Ann  Orlova
Ann Orlova

Reputation: 1348

Number of binary search trees over n elements

I need to find a number of different binary search trees over n elements. I know, that the number of binary search trees over n distinct elements is Catalan number. But what if numbers can repeat? In Binary Search Tree elements of left subtree are less than root, and elements of right subtree are equal or greater than root.

This is my code for calculating a number of different binary search trees over n elements. I calculate this number by modulo 123456789, as it can be really big. Can I simply change it to solve my problem?

#include <algorithm>
#include <vector>
#include <iostream>
#include <limits>

using std::vector;
using std::cin;
using std::cout;
using std::endl;


long long countTreeDP(int nodeNumber) 
{
    vector <vector<long long> > cNumbers;
    for (int i = 0; i < nodeNumber + 2; ++i)
    {
        vector<long long> cur(nodeNumber + 2, 0);
        cNumbers.push_back(cur);
    }
    for (int i = 0; i < nodeNumber + 2; ++i)
    {
        cNumbers[i][0] = 1;
    }

    long long sum = 0;
    for (int i = 1; i < nodeNumber + 1; ++i) 
    {
        sum = 0;
        for (int j = 1; j <= i; ++j) 
        {
            long long numFirst = cNumbers[nodeNumber + 1][i - j] % 123456789;
            long long numSecond = cNumbers[nodeNumber + 1][j - 1] % 123456789;
            cNumbers[j][i] = (numFirst * numSecond) % 123456789;
            sum += cNumbers[j][i];
            sum = sum % 123456789;
        }
        cNumbers[nodeNumber+1][i] = sum;
    }

    return cNumbers[nodeNumber+1][nodeNumber];
}

int main()
{
    vector<long long> nodesValues;
    int size = 0;
    cin >> size;

    for (int i = 0; i < size; ++i)
    {
        long long elem;
        cin >> elem;
        nodesValues.push_back(elem);        
    }

    std::sort(nodesValues.begin(), nodesValues.end());

    int uniqueCount = 0;

    for (int i = 1; i < nodesValues.size(); ++i)
    {
        if (nodesValues[i] != nodesValues[i-1])
            ++uniqueCount;
    }
    cout << countTreeDP(uniqueCount + 1) << endl;
    system("pause");
    return 0;
}

Upvotes: 2

Views: 593

Answers (1)

MvG
MvG

Reputation: 60858

I'm assuming that a[i] for 0 ≤ i < n is your sorted array of node values. Here is what I'd do: create a two-dimensional table T such that entry T[x][y] counts the number of search trees for the subsequence x ≤ i < y. You'd initialize it by setting all T[i][i] for 0 ≤ i ≤ n to 1, since the empty sequence has only one search tree, the empty tree.

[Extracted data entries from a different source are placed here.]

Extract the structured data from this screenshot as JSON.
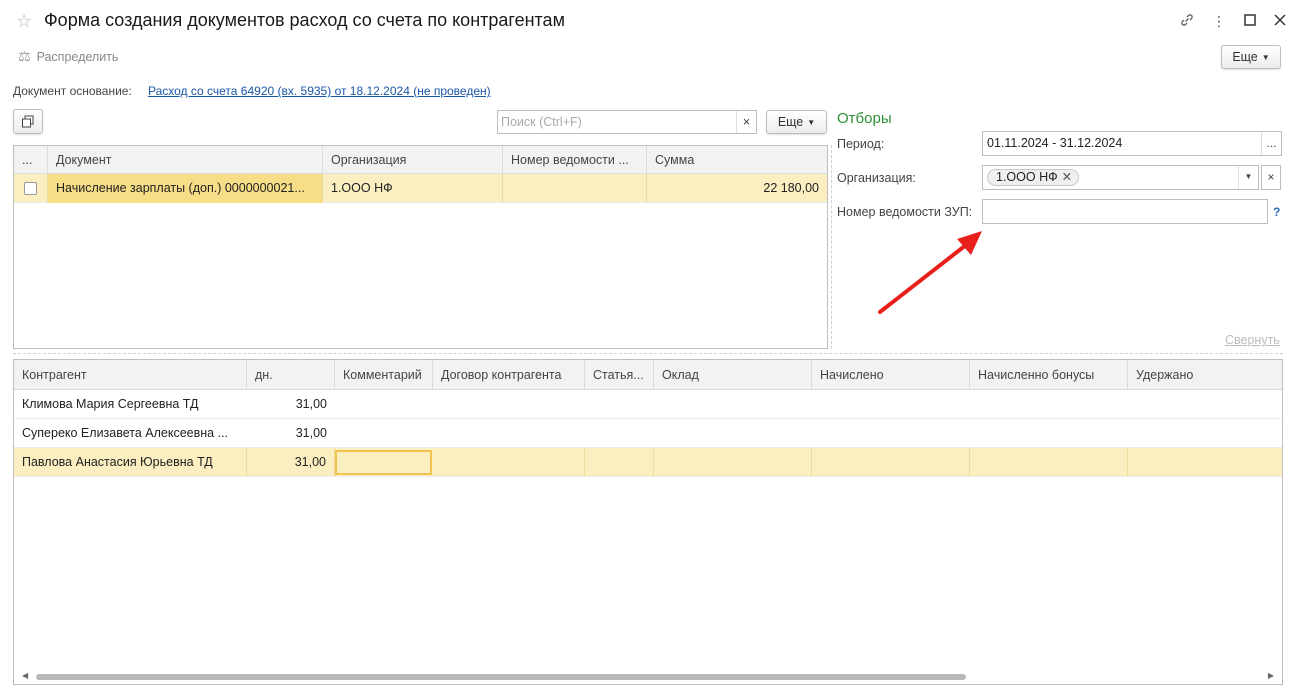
{
  "window": {
    "title": "Форма создания документов расход со счета по контрагентам",
    "icons": [
      "star-icon",
      "link-icon",
      "more-vertical-icon",
      "maximize-icon",
      "close-icon"
    ]
  },
  "toolbar": {
    "distribute_label": "Распределить",
    "more_label": "Еще"
  },
  "doc_basis": {
    "label": "Документ основание:",
    "link": "Расход со счета 64920 (вх. 5935) от 18.12.2024 (не проведен)"
  },
  "top_table": {
    "search_placeholder": "Поиск (Ctrl+F)",
    "search_clear": "×",
    "more_label": "Еще",
    "columns": [
      "...",
      "Документ",
      "Организация",
      "Номер ведомости ...",
      "Сумма"
    ],
    "rows": [
      {
        "document": "Начисление зарплаты (доп.) 0000000021...",
        "organization": "1.ООО НФ",
        "statement_no": "",
        "amount": "22 180,00"
      }
    ]
  },
  "filters": {
    "title": "Отборы",
    "period_label": "Период:",
    "period_value": "01.11.2024 - 31.12.2024",
    "period_button": "...",
    "org_label": "Организация:",
    "org_tag": "1.ООО НФ",
    "zup_label": "Номер ведомости ЗУП:",
    "zup_value": "",
    "help": "?",
    "collapse_label": "Свернуть"
  },
  "bottom_table": {
    "columns": [
      "Контрагент",
      "дн.",
      "Комментарий",
      "Договор контрагента",
      "Статья...",
      "Оклад",
      "Начислено",
      "Начисленно бонусы",
      "Удержано"
    ],
    "rows": [
      {
        "counterparty": "Климова Мария Сергеевна ТД",
        "days": "31,00"
      },
      {
        "counterparty": "Суперeко Елизавета Алексеевна ...",
        "days": "31,00"
      },
      {
        "counterparty": "Павлова Анастасия Юрьевна ТД",
        "days": "31,00"
      }
    ]
  },
  "colors": {
    "selected_row": "#fbeec0",
    "accent_green": "#2d8f3a",
    "link_blue": "#1a56a8",
    "annotation_arrow": "#e8201c"
  }
}
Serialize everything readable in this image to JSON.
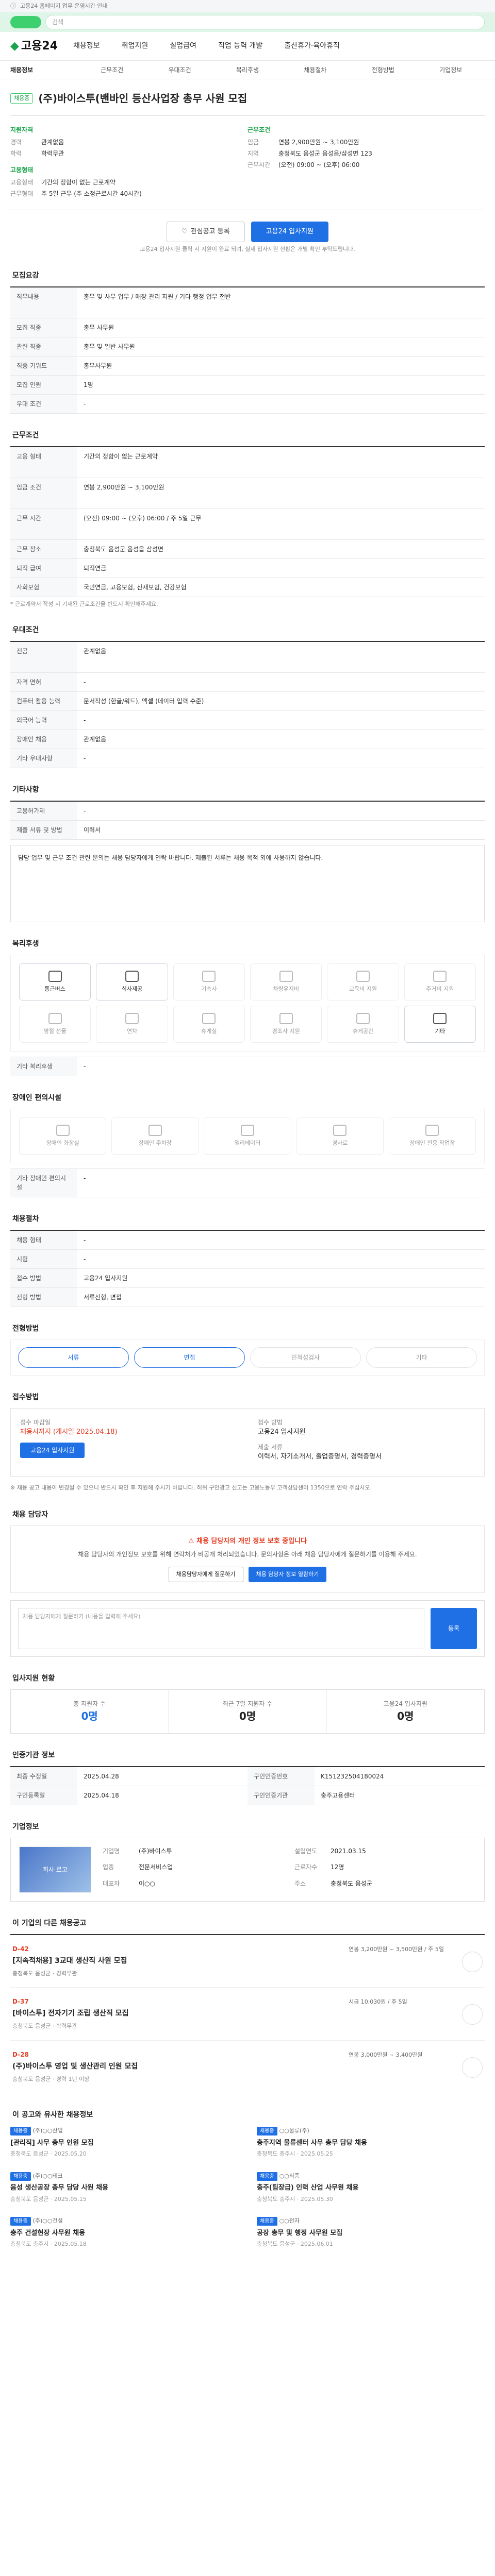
{
  "topnote": "고용24 홈페이지 업무 운영시간 안내",
  "search_placeholder": "검색",
  "header": {
    "logo": "고용24",
    "nav": [
      "채용정보",
      "취업지원",
      "실업급여",
      "직업 능력 개발",
      "출산휴가·육아휴직"
    ]
  },
  "subnav": [
    "채용정보",
    "근무조건",
    "우대조건",
    "복리후생",
    "채용절차",
    "전형방법",
    "기업정보"
  ],
  "job": {
    "badge": "채용중",
    "title": "(주)바이스투(밴바인 등산사업장 총무 사원 모집",
    "summary": {
      "left_title": "지원자격",
      "left": [
        {
          "k": "경력",
          "v": "관계없음"
        },
        {
          "k": "학력",
          "v": "학력무관"
        }
      ],
      "mid_title": "고용형태",
      "mid": [
        {
          "k": "고용형태",
          "v": "기간의 정함이 없는 근로계약"
        },
        {
          "k": "근무형태",
          "v": "주 5일 근무 (주 소정근로시간 40시간)"
        }
      ],
      "right_title": "근무조건",
      "right": [
        {
          "k": "임금",
          "v": "연봉 2,900만원 ~ 3,100만원"
        },
        {
          "k": "지역",
          "v": "충청북도 음성군 음성읍/삼성면 123"
        },
        {
          "k": "근무시간",
          "v": "(오전) 09:00 ~ (오후) 06:00"
        }
      ]
    },
    "buttons": {
      "save": "관심공고 등록",
      "apply": "고용24 입사지원"
    },
    "apply_note": "고용24 입사지원 클릭 시 지원이 완료 되며, 실제 입사지원 현황은 개별 확인 부탁드립니다."
  },
  "sections": {
    "recruit_title": "모집요강",
    "recruit_rows": [
      {
        "k": "직무내용",
        "v": "총무 및 사무 업무 / 매장 관리 지원 / 기타 행정 업무 전반"
      },
      {
        "k": "모집 직종",
        "v": "총무 사무원"
      },
      {
        "k": "관련 직종",
        "v": "총무 및 일반 사무원"
      },
      {
        "k": "직종 키워드",
        "v": "총무사무원"
      },
      {
        "k": "모집 인원",
        "v": "1명"
      },
      {
        "k": "우대 조건",
        "v": "-"
      }
    ],
    "conditions_title": "근무조건",
    "conditions_rows": [
      {
        "k": "고용 형태",
        "v": "기간의 정함이 없는 근로계약"
      },
      {
        "k": "임금 조건",
        "v": "연봉 2,900만원 ~ 3,100만원"
      },
      {
        "k": "근무 시간",
        "v": "(오전) 09:00 ~ (오후) 06:00 / 주 5일 근무"
      },
      {
        "k": "근무 장소",
        "v": "충청북도 음성군 음성읍 삼성면"
      },
      {
        "k": "퇴직 급여",
        "v": "퇴직연금"
      },
      {
        "k": "사회보험",
        "v": "국민연금, 고용보험, 산재보험, 건강보험"
      }
    ],
    "conditions_note": "* 근로계약서 작성 시 기재된 근로조건을 반드시 확인해주세요.",
    "recruit2_title": "우대조건",
    "recruit2_rows": [
      {
        "k": "전공",
        "v": "관계없음"
      },
      {
        "k": "자격 면허",
        "v": "-"
      },
      {
        "k": "컴퓨터 활용 능력",
        "v": "문서작성 (한글/워드), 엑셀 (데이터 입력 수준)"
      },
      {
        "k": "외국어 능력",
        "v": "-"
      },
      {
        "k": "장애인 채용",
        "v": "관계없음"
      },
      {
        "k": "기타 우대사항",
        "v": "-"
      }
    ],
    "etc_title": "기타사항",
    "etc_rows": [
      {
        "k": "고용허가제",
        "v": "-"
      },
      {
        "k": "제출 서류 및 방법",
        "v": "이력서"
      }
    ],
    "etc_text": "담당 업무 및 근무 조건 관련 문의는 채용 담당자에게 연락 바랍니다. 제출된 서류는 채용 목적 외에 사용하지 않습니다.",
    "welfare_title": "복리후생",
    "welfare_items": [
      {
        "icon": "bus-icon",
        "label": "통근버스",
        "on": true
      },
      {
        "icon": "meal-icon",
        "label": "식사제공",
        "on": true
      },
      {
        "icon": "house-icon",
        "label": "기숙사",
        "on": false
      },
      {
        "icon": "car-icon",
        "label": "차량유지비",
        "on": false
      },
      {
        "icon": "child-icon",
        "label": "교육비 지원",
        "on": false
      },
      {
        "icon": "house2-icon",
        "label": "주거비 지원",
        "on": false
      },
      {
        "icon": "gift-icon",
        "label": "명절 선물",
        "on": false
      },
      {
        "icon": "clock-icon",
        "label": "연차",
        "on": false
      },
      {
        "icon": "cup-icon",
        "label": "휴게실",
        "on": false
      },
      {
        "icon": "cake-icon",
        "label": "경조사 지원",
        "on": false
      },
      {
        "icon": "chair-icon",
        "label": "휴게공간",
        "on": false
      },
      {
        "icon": "bed-icon",
        "label": "기타",
        "on": true
      }
    ],
    "welfare_etc": "기타 복리후생",
    "disabled_title": "장애인 편의시설",
    "disabled_items": [
      "장애인 화장실",
      "장애인 주차장",
      "엘리베이터",
      "경사로",
      "장애인 전용 작업장"
    ],
    "disabled_etc": "기타 장애인 편의시설",
    "process_title": "채용절차",
    "process_rows": [
      {
        "k": "채용 형태",
        "v": "-"
      },
      {
        "k": "시험",
        "v": "-"
      },
      {
        "k": "접수 방법",
        "v": "고용24 입사지원"
      },
      {
        "k": "전형 방법",
        "v": "서류전형, 면접"
      }
    ],
    "steps_title": "전형방법",
    "steps": [
      "서류",
      "면접",
      "인적성검사",
      "기타"
    ],
    "apply_title": "접수방법",
    "apply": {
      "deadline_label": "접수 마감일",
      "deadline": "채용시까지 (게시일 2025.04.18)",
      "method_label": "접수 방법",
      "method": "고용24 입사지원",
      "btn": "고용24 입사지원",
      "doc_label": "제출 서류",
      "doc": "이력서, 자기소개서, 졸업증명서, 경력증명서"
    },
    "apply_bullets": "※ 채용 공고 내용이 변경될 수 있으니 반드시 확인 후 지원해 주시기 바랍니다. 허위 구인광고 신고는 고용노동부 고객상담센터 1350으로 연락 주십시오.",
    "contact_title": "채용 담당자",
    "contact_notice_title": "채용 담당자의 개인 정보 보호 중입니다",
    "contact_notice_desc": "채용 담당자의 개인정보 보호를 위해 연락처가 비공개 처리되었습니다. 문의사항은 아래 채용 담당자에게 질문하기를 이용해 주세요.",
    "contact_btn1": "채용담당자에게 질문하기",
    "contact_btn2": "채용 담당자 정보 열람하기",
    "question_placeholder": "채용 담당자에게 질문하기 (내용을 입력해 주세요)",
    "question_submit": "등록",
    "stats_title": "입사지원 현황",
    "stats": [
      {
        "label": "총 지원자 수",
        "value": "0명"
      },
      {
        "label": "최근 7일 지원자 수",
        "value": "0명"
      },
      {
        "label": "고용24 입사지원",
        "value": "0명"
      }
    ],
    "info_title": "인증기관 정보",
    "info_rows": [
      {
        "k": "최종 수정일",
        "v": "2025.04.28",
        "k2": "구인인증번호",
        "v2": "K151232504180024"
      },
      {
        "k": "구인등록일",
        "v": "2025.04.18",
        "k2": "구인인증기관",
        "v2": "충주고용센터"
      }
    ],
    "company_title": "기업정보",
    "company": {
      "name": "(주)바이스투",
      "logo": "회사 로고",
      "rows": [
        {
          "k": "기업명",
          "v": "(주)바이스투"
        },
        {
          "k": "설립연도",
          "v": "2021.03.15"
        },
        {
          "k": "업종",
          "v": "전문서비스업"
        },
        {
          "k": "근로자수",
          "v": "12명"
        },
        {
          "k": "대표자",
          "v": "이○○"
        },
        {
          "k": "주소",
          "v": "충청북도 음성군"
        }
      ]
    },
    "other_title": "이 기업의 다른 채용공고",
    "other_jobs": [
      {
        "dday": "D-42",
        "name": "[지속적채용] 3교대 생산직 사원 모집",
        "meta": "충청북도 음성군 · 경력무관",
        "right": "연봉 3,200만원 ~ 3,500만원 / 주 5일"
      },
      {
        "dday": "D-37",
        "name": "[바이스투] 전자기기 조립 생산직 모집",
        "meta": "충청북도 음성군 · 학력무관",
        "right": "시급 10,030원 / 주 5일"
      },
      {
        "dday": "D-28",
        "name": "(주)바이스투 영업 및 생산관리 인원 모집",
        "meta": "충청북도 음성군 · 경력 1년 이상",
        "right": "연봉 3,000만원 ~ 3,400만원"
      }
    ],
    "rec_title": "이 공고와 유사한 채용정보",
    "recs": [
      {
        "tag": "채용중",
        "co": "(주)○○산업",
        "title": "[관리직] 사무 총무 인원 모집",
        "meta": "충청북도 음성군 · 2025.05.20"
      },
      {
        "tag": "채용중",
        "co": "○○물류(주)",
        "title": "충주지역 물류센터 사무 총무 담당 채용",
        "meta": "충청북도 충주시 · 2025.05.25"
      },
      {
        "tag": "채용중",
        "co": "(주)○○테크",
        "title": "음성 생산공장 총무 담당 사원 채용",
        "meta": "충청북도 음성군 · 2025.05.15"
      },
      {
        "tag": "채용중",
        "co": "○○식품",
        "title": "충주(팀장급) 인력 산업 사무원 채용",
        "meta": "충청북도 충주시 · 2025.05.30"
      },
      {
        "tag": "채용중",
        "co": "(주)○○건설",
        "title": "충주 건설현장 사무원 채용",
        "meta": "충청북도 충주시 · 2025.05.18"
      },
      {
        "tag": "채용중",
        "co": "○○전자",
        "title": "공장 총무 및 행정 사무원 모집",
        "meta": "충청북도 음성군 · 2025.06.01"
      }
    ]
  }
}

Now you'd write three nested loops. The outermost loop iterates over sequence length, the middle iterates over possible starting positions, and the innermost iterates over possible tree nodes. Something like

for (int len = 1; len <= n; ++len) {
  for (int pos = 0; pos <= n - len; ++pos) {
    int left = pos, right = pos + len;
    long long cnt = 0;
    for (int root = left; root < right; ++root) {
      if (root > left && a[root] == a[root - 1])
        continue; // duplicate element may not be root
      cnt += T[left][root]*T[root + 1][right];
    }
  }
}

The above would work without the if for the case of distinct elements. If you can have duplicate elements, then an element can only be considered a root of a subtree (according to your definition) if the element before it is strictly less than the element itself, or if it is the first element of the subtree. So the check above skips invalid roots, so in the end T[0][n] would hold your desired count.

I'll leave the modulo arithemtic to you. I'll also leave it to you to compare this idea to the code you wrote yourself, since I don't feel like reading that much uncommented code just now.